WHAT? Yes! Trust me on this. It’s all about brain chemistry. It’s about neurotransmitters, chemical substances that cause our brains and our bodies to feel good and function normally. It’s about serotonin and epinephrine and dopamine and adrenaline. They regulate our moods, our thoughts, our sleep, our impulses. When certain substances are in short supply or are overabundant, it is IMPOSSIBLE to be a decent human being. Frequently, those that we lock up are drug addicts and alcoholics. Why? They are self-medicating! They know that they don’t feel quite right, and they are trying to fix the problem. But it’s not the right solution.

So how DO we stay healthy and happy? PROPER NUTRITION AND EXERCISE! This leads me to my proposal. Instead of incarcerating individuals who perpetuate wrongs on the American public, let’s send them to nutritional camps. They can eat the proper foods, get moderate cardiovascular exercise, lots of quality sleep. . .maybe we’ll even throw in a couple days of weight training. As a special treat, probably on Sundays, we’ll bring in a cute Pilates instructor so they can work on their core strength and develop flexibility.

Of course, the retards at the FDA can’t be in charge of my revolutionary program. They, after all, are the douche bags that gave us the food pyramid. Nor can any nutritionist who graduated from the General Mills College of Bullshit (it’s everyone’s alma mater. . .ask ’em). No. I’m going to call my friends, Dr. Julian Whitaker and Dr. David Williams, the most awesome health gurus in the country. They can come up with a diet that includes freshly-milled whole grain products, raw organic produce, hormone-free lean proteins, and lots of distilled water. I’ll call Kathy Smith to put together an exercise program. THE FIRM can be in charge of the weight training. We’ll get these “criminals” put back together in no time flat! We’ll educate the heck out of them and when they’ve completed the program we’ll drop them off at the local Whole Foods market with a couple of crisp $20s. The 400 employees of the prison (a career choice, by the way, which is also closely related to a paucity of necessary neurotransmitters) can run the program, under close supervision.

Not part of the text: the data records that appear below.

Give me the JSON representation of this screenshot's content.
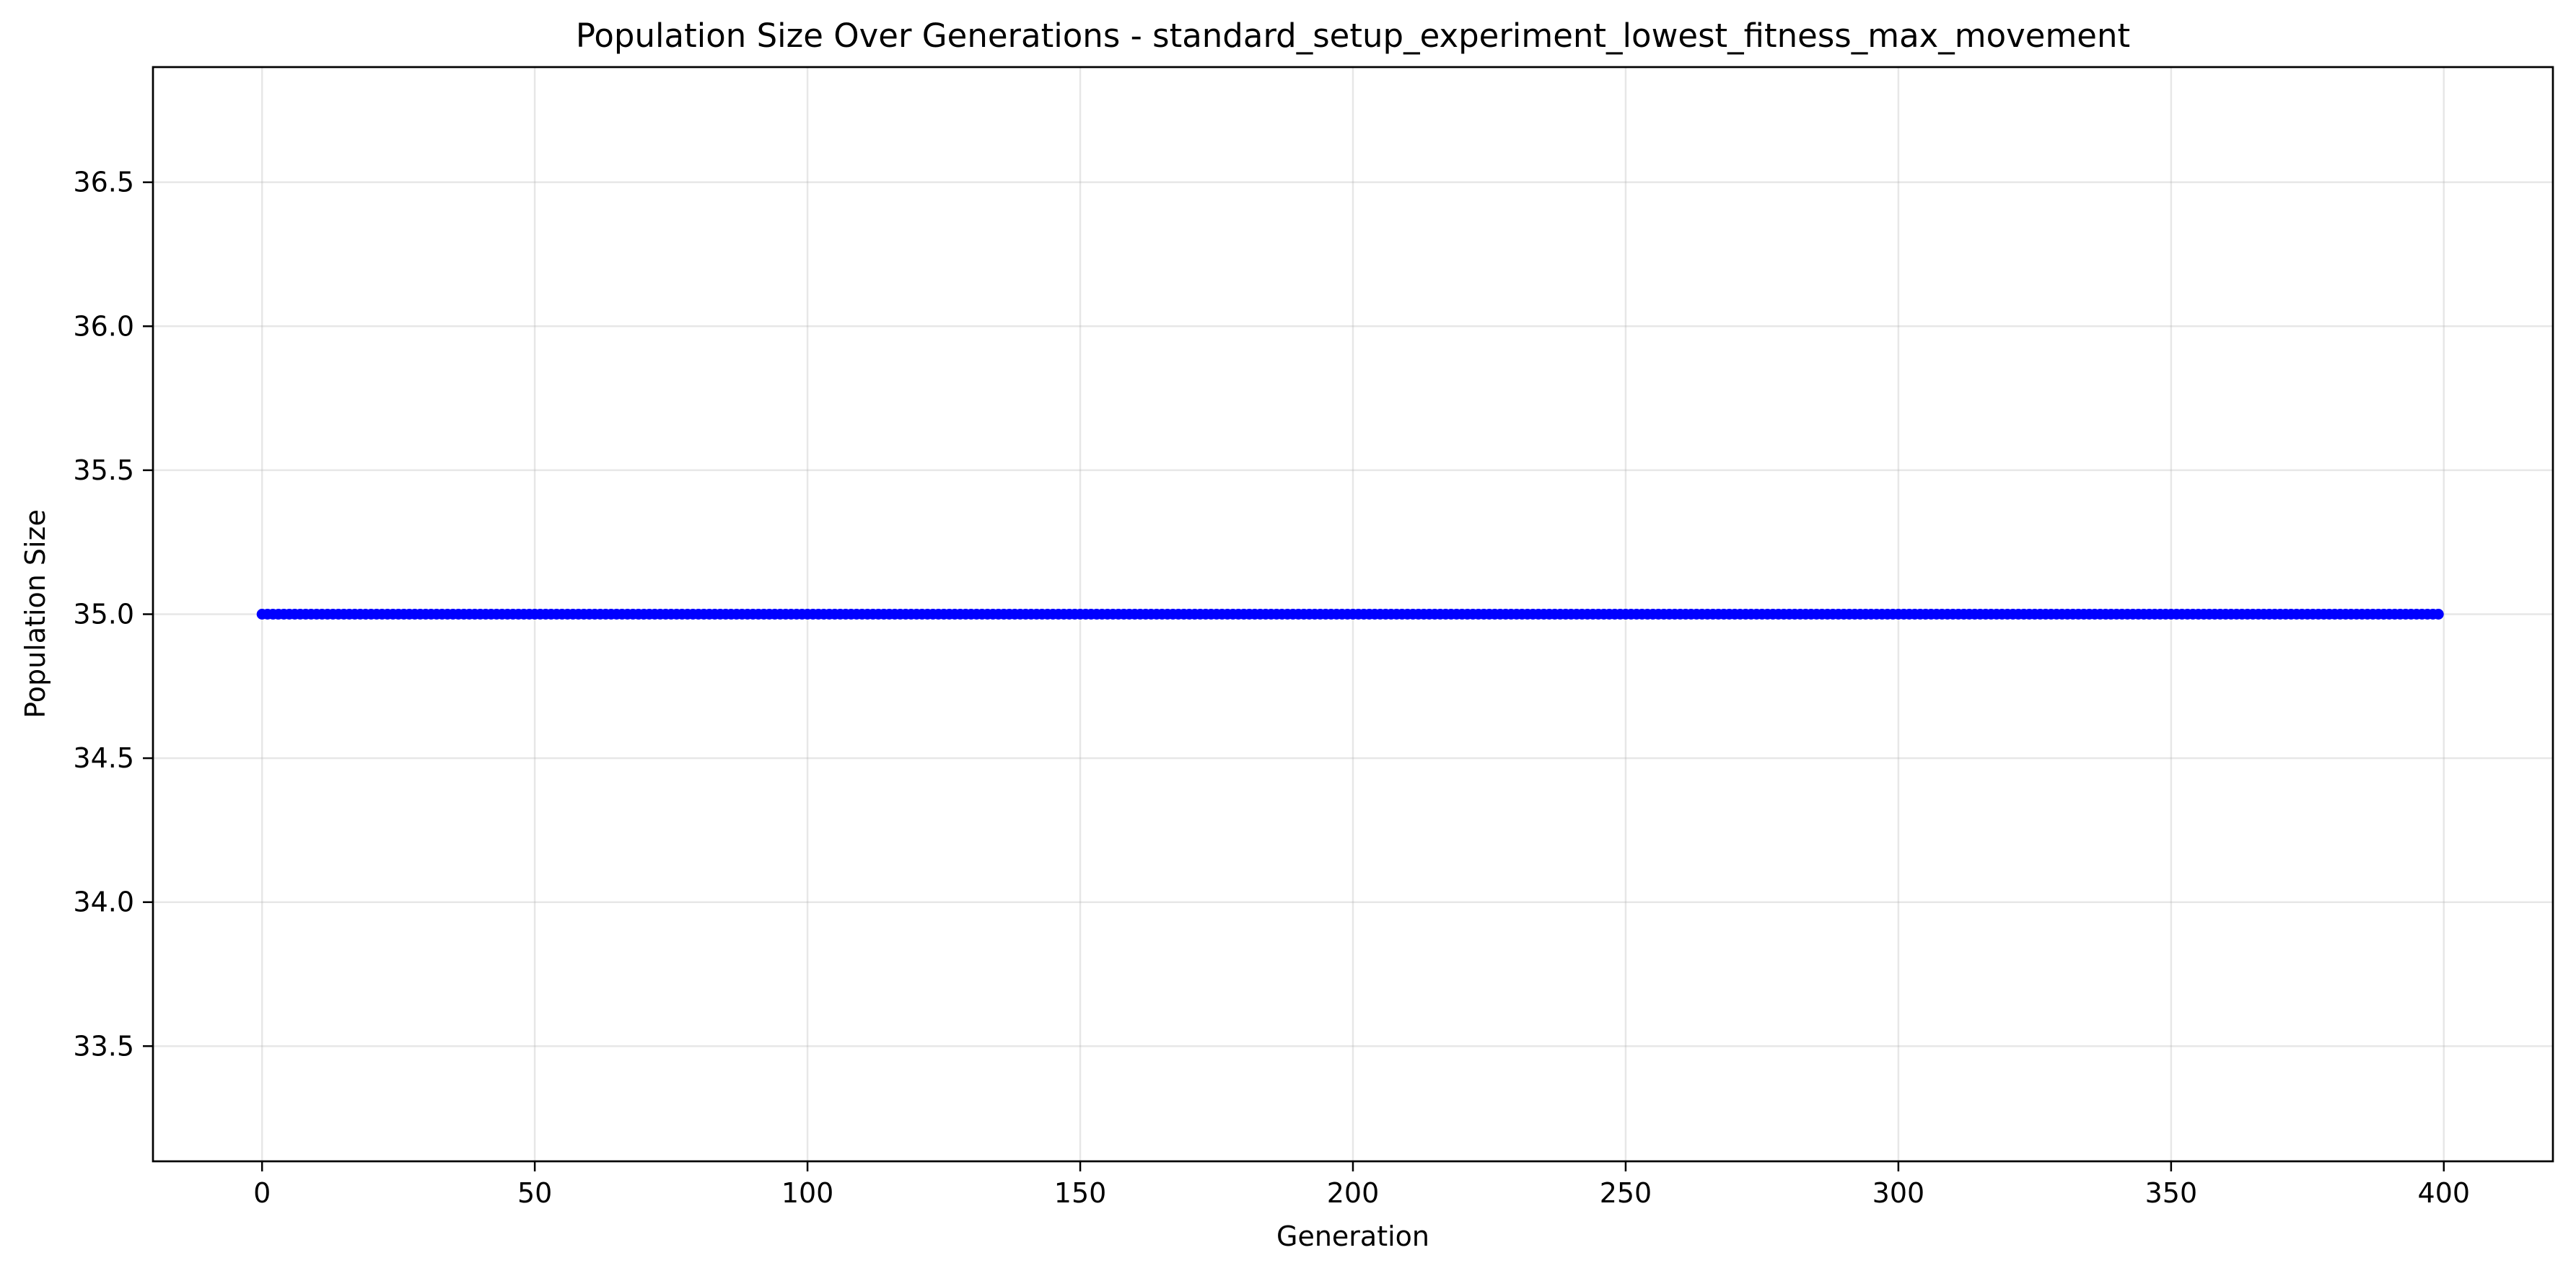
{
  "chart_data": {
    "type": "line",
    "title": "Population Size Over Generations - standard_setup_experiment_lowest_fitness_max_movement",
    "xlabel": "Generation",
    "ylabel": "Population Size",
    "x_range": [
      0,
      399
    ],
    "x_step": 1,
    "y_constant": 35.0,
    "xlim": [
      -20,
      420
    ],
    "ylim": [
      33.1,
      36.9
    ],
    "xticks": [
      0,
      50,
      100,
      150,
      200,
      250,
      300,
      350,
      400
    ],
    "yticks": [
      33.5,
      34.0,
      34.5,
      35.0,
      35.5,
      36.0,
      36.5
    ],
    "xtick_labels": [
      "0",
      "50",
      "100",
      "150",
      "200",
      "250",
      "300",
      "350",
      "400"
    ],
    "ytick_labels": [
      "33.5",
      "34.0",
      "34.5",
      "35.0",
      "35.5",
      "36.0",
      "36.5"
    ],
    "grid": true,
    "legend": "none",
    "series_color": "#0000ff",
    "marker": "circle"
  }
}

If you really think about it, you know I’m right. You know that certain foods make you feel great, others not so much. You know that a lack of sleep can leave you unable to cope with the stresses of the day. A nice hike on a beautiful afternoon is a fantastic tension buster. Shouldn’t we give these people a chance to experience all that life has to offer? Is it really their fault that no one taught them how to stay sane and healthy? I think not. I think they are victims.

Most days I’m just one Hostess HoHo away from committing an unthinkable act. There, but by the grace of God, and the power of sensible nutrition and moderate exercise, go I.